Nihat Ali Özcan

Nihat Ali Özcan

naozcan@milliyet.com.tr

Tüm Yazıları
Haberin Devamı

Geçen hafta, Suriye iç savaşının gölgede kalan bir yönü aniden ön plana çıkı. İsrail helikopterleri Suriye semalarında uçan İran’a ait bir İHA’yı (insansız hava aracı) düşürdü. Ardından da İHA’nın komuta kontrol merkezine hava saldırısı düzenledi. İran askerlerini/danışmalarını hedef aldı.

Sürpriz bir şekilde harekete geçen Suriye hava savunma sistemi bir İsrail F-16’sını vurdu. Pilotlar atlamayı başardılar. Bu gelişmenin ardından İsrail Suriye’de 12 farklı hedefi vururken, İsrailli yetkiler Suriye hava savunma sisteminin en az yarısının imha edildiğini ileri sürdüler. Ardından tüm dikkatler birdenbire Suriye-Lübnan-İsrail sınırına kaydı.

Arap Baharı tüm bölge ülkeleri gibi İsrail’in de yakından izlediği bir gelişmeydi. İç savaşa sürüklenen Suriye, istikrarsızlığın hüküm sürdüğü Mısır, dağılmanın eşiğindeki başarısız Irak, bu devletleri İsrail açısından tehdit olmaktan çıkartmıştı. Suudi Arabistan’ın İran’la olan rekabeti de bu tabloyu tamamlayan bir gelişmeydi. Sahnede devletlerden daha düşük düzeyde güvenlik sorunu yaratabilen, Hizbullah gibi devlet dışı aktörler ile sponsoru, müttefiki İran kalmıştı. İsrail’in, bölgede değişen güvenlik ortamına verdiği cevap ise ilginçti. Zihinsel ve kurumsal adaptasyonla yeni tehdide uygun, yeni strateji.

İsrail, Suriye iç savaşıyla birlikte değişen güvenlik eko sistemine cevap verebilmek için bütüncül bir strateji izlemeye başladı. Yeni ortam, “savaşlar arasında İsrail’in savaşı” olarak tanımlandı. Her savaş İsrail’in değildi ve İsrail kendi savaşına odaklanacaktı.

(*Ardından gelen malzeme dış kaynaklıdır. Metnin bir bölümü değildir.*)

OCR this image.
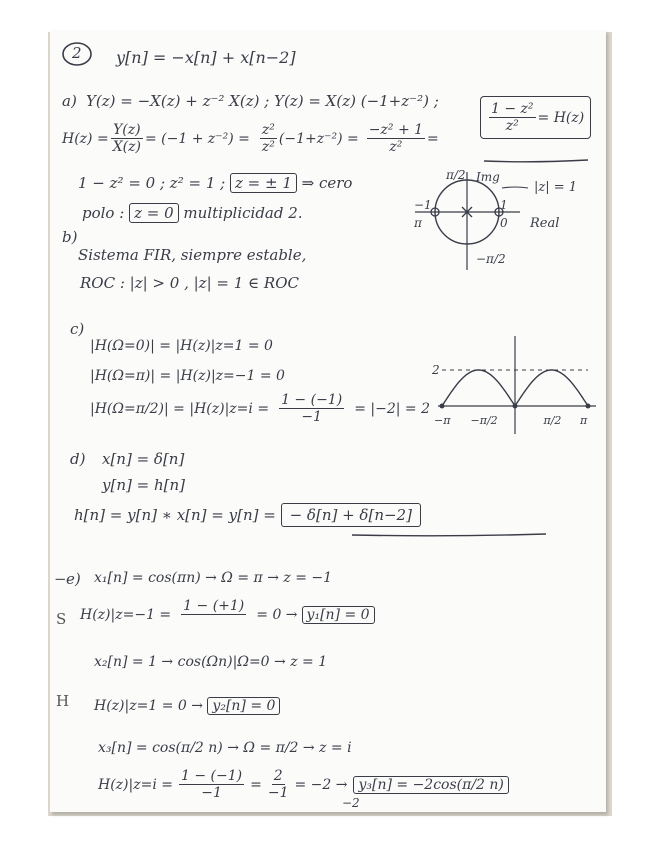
2 y[n] = −x[n] + x[n−2]
a) Y(z) = −X(z) + z⁻² X(z) ; Y(z) = X(z) (−1+z⁻²) ;
$H(z) = \frac{Y(z)}{X(z)} = (-1 + z^{-2}) = \frac{\text{z²}}{\text{z²}} (-1+z^{-2}) = \frac{\text{−z² + 1}}{\text{z²}}$ =
$\frac{\text{1 − z²}}{\text{z²}} = H(z)$
1 − z² = 0 ; z² = 1 ; z = ± 1 ⇒ cero
polo : z = 0 multiplicidad 2.
Img
|z| = 1
π/2
−1
π
1
0 Real
−π/2
b)
Sistema FIR, siempre estable,
ROC : |z| > 0 , |z| = 1 ∈ ROC
c)
|H(Ω=0)| = |H(z)|z=1 = 0
|H(Ω=π)| = |H(z)|z=−1 = 0
$|H(\Omega=\pi/2)| = |H(z)|z=i = \frac{1 - (-1)}{-1} = |-2| = 2$
2
−π −π/2	π/2 π
d) x[n] = δ[n]
y[n] = h[n]
h[n] = y[n] ∗ x[n] = y[n] = − δ[n] + δ[n−2]
e) x₁[n] = cos(πn) → Ω = π → z = −1
H(z)|z=−1 =
1 − (+1)
= 0 → y₁[n] = 0
x₂[n] = 1 → cos(Ωn)|Ω=0 → z = 1
H(z)|z=1 = 0 → y₂[n] = 0
x₃[n] = cos(π/2 n) → Ω = π/2 → z = i
$H(z)|z=i = \frac{1 - (-1)}{-1} = \frac{2}{-1} = -2 \to y_3[n] = -2\cos(\pi/2$ n)
−2
−
S
H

Öncelikle sahneye çıkan yeni aktörleri, ilişkileri, eski aktörlerin yeni kapasitesini en ince detayına kadar tespit etmek ve kapasitelerini belirlemek gerekiyordu. Ardından da “mikro cerrahi” yaklaşımıyla, başta Hizbullah olmak üzere örgütlerin kapasite inşasını engellemeyi, yok etmeyi hedef aldı.

İsrail, yeni uydulardan gözetleme İHA’larına, dinleme sistemlerinden insani istihbarata kadar tüm istihbarat kapasitesini gözden geçirdi. Yenilerini inşa etti. Lübnan’dan Suriye’ye, İran’dan Türkiye’ye tüm bölgeyi 7/24 dinlemeye, izlemeye aldı.

Elde ettiği detaylı ve tam zamanlı istihbaratla bölgedeki gelişmelere odaklandı. Özellikle de İran ve Hizbullah’a. İran’ın Afganistan, Pakistan, Irak ve İran’dan Suriye’ye taşıdığı, sayılarının on bin olduğu söylenen Şii militanları izlemeye aldı. Yine, İran’ın Suriye üzerinden Hizbullah’a temin ettiği akıllı mühimmat ve füzelerin Lübnan’a girişini önlemeye yönelik operasyonlarını kesintisiz sürdürdü. Şam Havaalanı’ndaki kargolar dâhil, Hizbullah’ın silah konvoylarını ve depolarını 2013 sonrasında defalarca vurdu. Ancak bu operasyonları asla kamuoyu önünde tartışmadı, gürültüsüz biçimde sürdürdü.

Bu gün Suriye iç savaşının yeni bir evreye girdiği konusunda tereddüt yok. İsrail tam da bu aşamada, kendi güvenliğine dair müdahaleleri sıklaştırma vaktinin geldiğini düşünüyor olsa gerek. Özellikle de İran’ın Suriye’de askeri üs ve liman taleplerinin gündeme gelmesiyle.